The allTrains query returns, as expected, all trains. My resolver is just returning that entire data set, and behind the scenes, the grapqhl gem is simply using dot syntax to call the methods to access each of the instance variables I defined in my Train PORO.

If we completed the initial setup properly, we can use the GraphiQL tool to simulate client queries. Let’s head over to http://localhost:3000/graphiql to test out our queries. I can return all of the fields with the allTrains query, as you see below:

I can also return a selection of only the fields I want:

This is why GraphQL is so useful. The client gets to decide what fields it wants returned rather than having a pre-determined data set returned by a conventional REST API endpoint. On the backend, I can provide my client with a number of options to fetch the desired data, and these options are highly customizable.

For example, I can allow my client to pass in an argument to return all trains for a single driver using the trainByDriver query. In this query, the transformation is passed down to Flux to do the work of returning the train data associated with only the requested driver while GraphQL handles the field selection. The same functionality of only returning the requested fields exists in this query as well.

Since this is time series data we’re working with, it makes sense to allow our client to search by a single timestamp using the trainByTime query. As you can see in the Flux query generator code we discussed earlier, we again push the work of transforming the data into a Flux query to retrieve the data associated with that timestamp, and then have GraphQL return only the fields requested by the client.

You can probably come up with a number of other queries that would be useful to a client, all of which will have the benefit of providing only the information the client specifically requests.

Summary

GraphQL makes a powerful companion to your InfluxDB database. It allows the client to specify exactly what information it needs without over-fetching or under-fetching data. Combined with the results of a Flux query, you now have two loci of control: the range and filter functions of your Flux query, and the types of GraphQL queries you open up to the client. The client can simplify its code and avoid superfluous code, particularly when you push the work of transformation down to the database query rather than requiring the client to make that transformation. Furthermore, you no longer require your client to change the endpoint it hits as requirements change because it is using GraphQL to query the API instead of directly hitting your endpoints. This creates a lot of flexibility in the backend while empowering the client to make data decisions on its own.

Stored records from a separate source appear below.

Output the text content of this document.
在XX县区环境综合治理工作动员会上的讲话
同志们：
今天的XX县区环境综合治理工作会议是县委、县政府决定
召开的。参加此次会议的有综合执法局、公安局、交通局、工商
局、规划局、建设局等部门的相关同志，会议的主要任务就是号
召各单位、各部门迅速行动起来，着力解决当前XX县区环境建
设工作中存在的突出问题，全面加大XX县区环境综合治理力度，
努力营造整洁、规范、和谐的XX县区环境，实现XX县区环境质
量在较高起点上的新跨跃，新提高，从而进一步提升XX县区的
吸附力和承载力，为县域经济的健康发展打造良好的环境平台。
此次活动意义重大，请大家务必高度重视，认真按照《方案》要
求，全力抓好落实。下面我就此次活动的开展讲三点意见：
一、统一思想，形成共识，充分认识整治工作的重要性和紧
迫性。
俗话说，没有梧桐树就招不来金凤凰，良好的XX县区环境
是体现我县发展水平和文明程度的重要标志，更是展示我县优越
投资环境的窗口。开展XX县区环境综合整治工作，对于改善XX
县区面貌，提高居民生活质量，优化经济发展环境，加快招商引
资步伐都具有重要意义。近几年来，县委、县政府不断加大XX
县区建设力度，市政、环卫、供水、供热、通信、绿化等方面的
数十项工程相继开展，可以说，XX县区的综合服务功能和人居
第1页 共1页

One thing that’s worth noting is that you could expose a Flux endpoint to the front end developer and they could write Flux rather than GraphQL to get the same result. However, the advantages of GraphQL are that you have client libraries and the other tooling (like the explorer) that are built on top of it. Also, if you end up hooking into other databases, those results can be joined together in a single API call (i.e. InfluxDB + Postgres).